The reporter focused on middle-class people who aren't stereotypes of the uninsured.
She didn't do a good job of describing possible solutions. You have to go all the way down — way down — into the comments to find mention of the only way most other industrialized nations have discovered works to cover their citizens with quality affordable care. Single-payer.
Her depiction of people's attitudes towards the question of whether they agree philosophically with "we're in this together" or "you're on your own" was great, though.
Take her interview subject Diane Stewart, a 57-year-old woman who "says she made a six-figure income" working as a marketing person for a Charlotte television station. Stewart quit that job in 2000, worked for a smaller firm for a couple years, then quit that job and lived off her savings while she unsuccessfully looked for another job — and insurance.
"For a while I had a policy and was paying $400 a month," says Stewart, who is relatively healthy but takes a thyroid medication and drugs for blood pressure and cholesterol. "I paid them more than they paid back in benefits."
Now I agree that $400 a month is high — and it's high because it was rated in a for-profit, cherry-picking, falling-apart system for a woman her age — but in order to make ANY system work, we all have to most of the time pay a bit more than we receive in benefits.
In a single-payer system — or a multi-payer system like France's or even a healthy private insurance system like the U.S. had back in the 1950s and '60s — you pay more than your typical monthly health expenditure because you understand that one day you'll be the sick one needing extra care. And in the meantime, your extra dollars go to help take care of the little hemophiliac kid down the street, or the klutzy woman who slipped on the ice and broke her ankle, or that grampa who had a heart attack. We're in this together. One day, it will be you needing the help.
Stewart, however, that former 6-figure lady who didn't believe in paying out more than she was getting back during a healthy time:
is studying for a health and life insurance broker license. She takes the test next week and hopes to start selling health insurance to small businesses...I hear now and then that single-payer healthcare supporters really just want something for nothing, and think that they won't be paying for their healthcare "because the government is going to pay for it."
For medical care, her lifeline has been the support of two services in town. One is called Physicians Reach Out, a group of physicians who offer low-cost health care to low-income residents. The other is MedAssist, a free pharmacy for uninsured and low-income residents of Mecklenburg County, N.C.
Without them, she says she would have had to file for bankruptcy. "I had to have surgery to remove my parathyroid gland three months ago," Stewart says. "We tried to treat it with medication, but it got worse."
Although the hospital tab easily topped $7,000, Stewart says the payments were waived through the program, and she had only small doctors' bills to pay. Every few months they check her income to make sure she still qualifies.
"I thank them from the bottom of my heart," she says. "Because of my medication, hopefully I will live to be 80 at least."
She plans to buy health insurance as soon as her earnings as an insurance broker allow, and no, she doesn't expect to get a break on the cost because she's a broker.
"I'll have to pay the same as everyone else," Stewart says. "Health and life insurance is not something everyone wants to buy, but it's something you have to buy."
What nonsense.
This woman's attitude is the closest I've seen on that continuum.
It's the private insurance folks — like Stewart — who think they're going to outsmart the system and get something for nothing. The same USA Today article ends with an even more explicit example.
The reporter notes that some of the uninsured, in particular those who are young and healthy, "tend to see health insurance as an expense with little payback, rather than a hedge against financial disaster. So they don't buy it."

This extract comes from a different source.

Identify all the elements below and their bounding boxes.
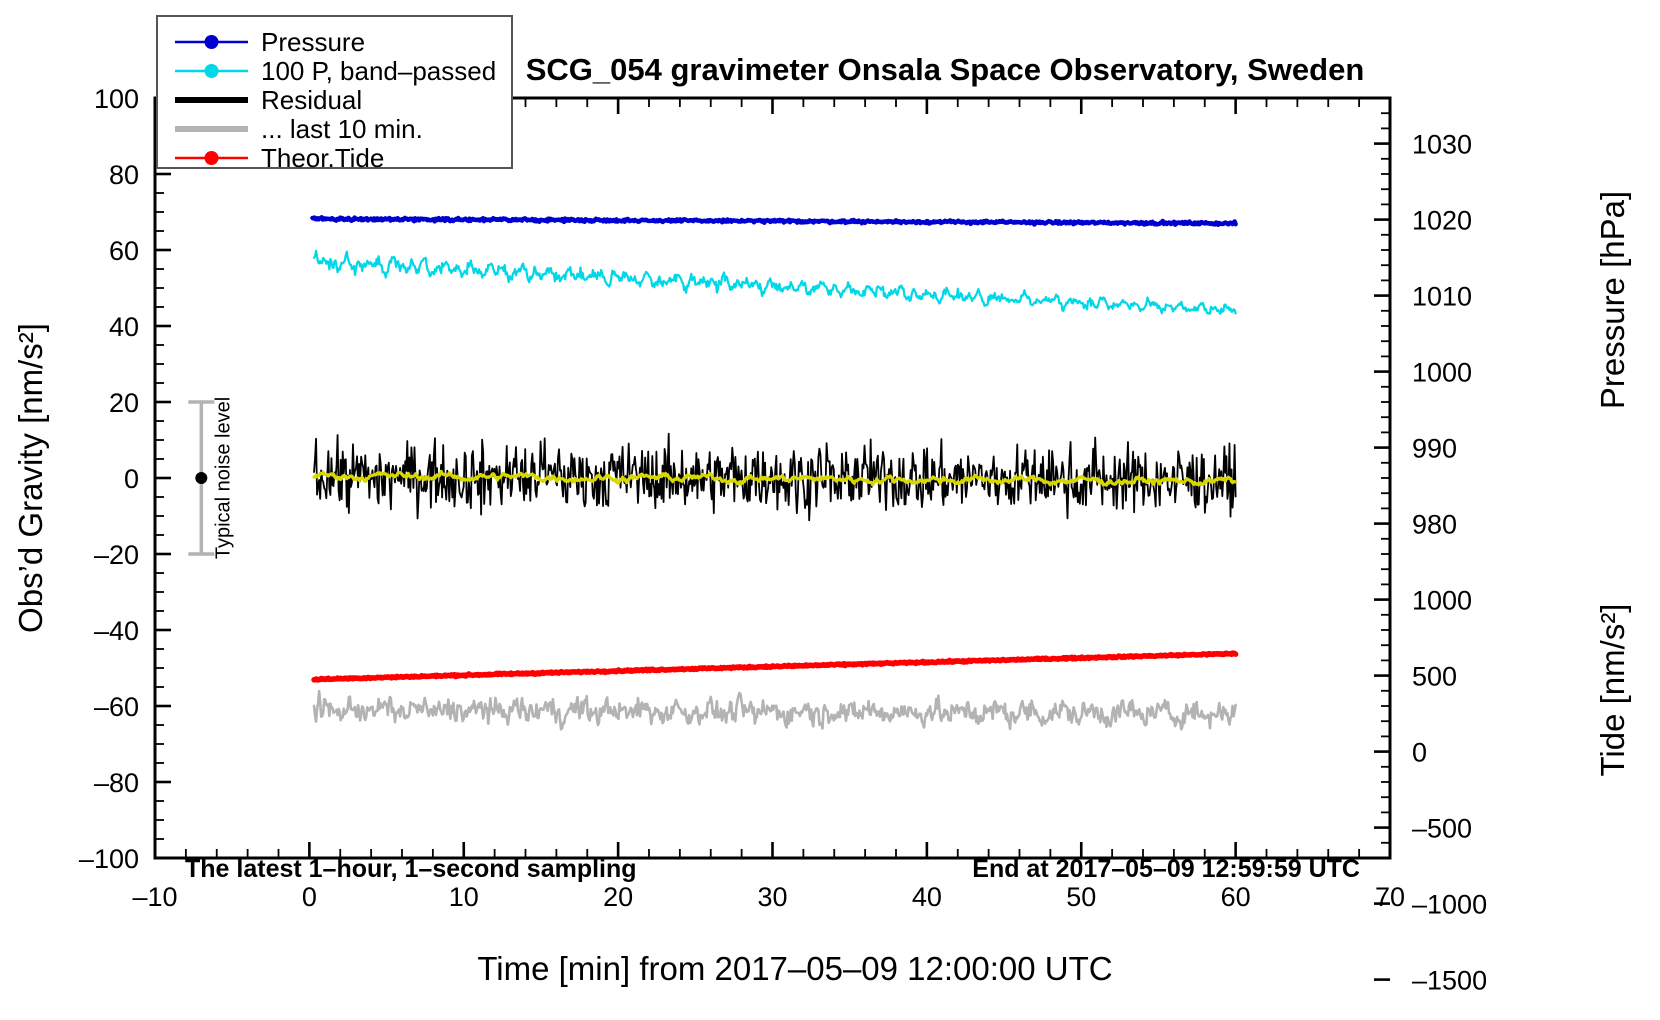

Kevin Wurtzbacher, 31, has been diabetic since 14, taking insulin shots. That makes the Valley Grove, W.Va., man an unlikely candidate for private insurance, and his job as a concrete worker is seasonal and doesn't come with health insurance. His wife, Julie, works as a waitress, and the restaurant does not offer health coverage.With a single-payer system, every young person working on the books would have a percentage — an affordable, reasonable percentage — of their paycheck taken out for a national health insurance program. Wurtzbacher's attitude would be seen as needing some educating, and his co-worker would be paying less and getting more.
Together, the couple make about $39,000. He now relies on a free clinic.

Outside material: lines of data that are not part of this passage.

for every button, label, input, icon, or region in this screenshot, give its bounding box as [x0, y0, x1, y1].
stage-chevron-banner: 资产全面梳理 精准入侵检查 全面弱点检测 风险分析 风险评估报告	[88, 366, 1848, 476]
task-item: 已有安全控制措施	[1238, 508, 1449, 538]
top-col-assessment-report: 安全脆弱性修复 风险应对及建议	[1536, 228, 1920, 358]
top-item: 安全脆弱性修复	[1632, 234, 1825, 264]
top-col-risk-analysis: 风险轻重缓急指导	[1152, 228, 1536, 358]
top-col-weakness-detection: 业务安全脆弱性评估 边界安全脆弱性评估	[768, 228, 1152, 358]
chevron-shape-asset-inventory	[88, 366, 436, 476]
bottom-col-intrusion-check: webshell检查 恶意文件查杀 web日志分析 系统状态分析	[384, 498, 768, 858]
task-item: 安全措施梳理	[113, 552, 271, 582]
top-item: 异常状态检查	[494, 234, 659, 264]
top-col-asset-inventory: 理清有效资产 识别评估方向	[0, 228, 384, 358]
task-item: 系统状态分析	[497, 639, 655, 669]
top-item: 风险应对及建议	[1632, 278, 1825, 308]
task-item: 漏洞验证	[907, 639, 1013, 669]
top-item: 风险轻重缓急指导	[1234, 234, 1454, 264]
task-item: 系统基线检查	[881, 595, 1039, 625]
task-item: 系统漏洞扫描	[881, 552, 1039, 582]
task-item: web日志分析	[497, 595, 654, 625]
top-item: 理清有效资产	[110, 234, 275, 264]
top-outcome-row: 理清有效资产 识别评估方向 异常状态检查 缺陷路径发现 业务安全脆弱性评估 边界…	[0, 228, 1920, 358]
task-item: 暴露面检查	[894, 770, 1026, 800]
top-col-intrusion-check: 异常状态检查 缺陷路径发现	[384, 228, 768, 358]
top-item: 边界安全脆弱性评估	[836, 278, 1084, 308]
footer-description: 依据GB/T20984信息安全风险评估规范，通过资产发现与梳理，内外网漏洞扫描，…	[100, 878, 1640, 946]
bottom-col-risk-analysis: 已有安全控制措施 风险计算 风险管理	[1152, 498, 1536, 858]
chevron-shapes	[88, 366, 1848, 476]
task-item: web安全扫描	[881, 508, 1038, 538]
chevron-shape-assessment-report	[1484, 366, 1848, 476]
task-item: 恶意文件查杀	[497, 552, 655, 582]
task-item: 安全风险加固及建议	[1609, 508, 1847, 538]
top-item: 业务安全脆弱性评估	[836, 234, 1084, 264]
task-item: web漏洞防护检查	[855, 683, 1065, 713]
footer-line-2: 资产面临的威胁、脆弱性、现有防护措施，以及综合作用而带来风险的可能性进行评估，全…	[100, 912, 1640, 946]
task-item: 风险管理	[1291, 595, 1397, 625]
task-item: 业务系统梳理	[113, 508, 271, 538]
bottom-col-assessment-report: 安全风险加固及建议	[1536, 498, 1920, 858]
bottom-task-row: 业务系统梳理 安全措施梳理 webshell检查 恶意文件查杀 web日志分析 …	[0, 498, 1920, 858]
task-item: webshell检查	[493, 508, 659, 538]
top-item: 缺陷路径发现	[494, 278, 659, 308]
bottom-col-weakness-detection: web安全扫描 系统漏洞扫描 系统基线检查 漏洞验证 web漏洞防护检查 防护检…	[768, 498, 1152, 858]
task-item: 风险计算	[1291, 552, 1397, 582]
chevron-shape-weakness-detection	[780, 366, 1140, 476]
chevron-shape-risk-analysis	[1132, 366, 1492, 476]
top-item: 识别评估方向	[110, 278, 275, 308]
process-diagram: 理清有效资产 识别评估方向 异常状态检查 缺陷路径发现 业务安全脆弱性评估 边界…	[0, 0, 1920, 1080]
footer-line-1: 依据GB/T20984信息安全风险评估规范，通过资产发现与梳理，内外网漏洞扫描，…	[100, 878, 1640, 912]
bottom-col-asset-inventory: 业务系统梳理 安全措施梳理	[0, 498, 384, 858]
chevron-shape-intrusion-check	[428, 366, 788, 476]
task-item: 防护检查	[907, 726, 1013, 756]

The couple's income qualifies them for low-cost care from Wheeling Health Right, in Wheeling, W.Va., which is funded by state, city and county governments, grants from foundations and donations. It is a popular spot and even draws patients from across the river in Ohio.
Their 4-year-old daughter is covered by a state program. Wurtzbacher's insulin and supplies cost him only $2 a prescription through the clinic. He's appreciative of the program, which also provides him with eyeglasses.
One of his co-workers, a man in his 20s, buys insurance on the private market, a move Wurtzbacher says doesn't make much sense.
"There's nothing wrong with him, and he's paying for health insurance," Wurtzbacher says.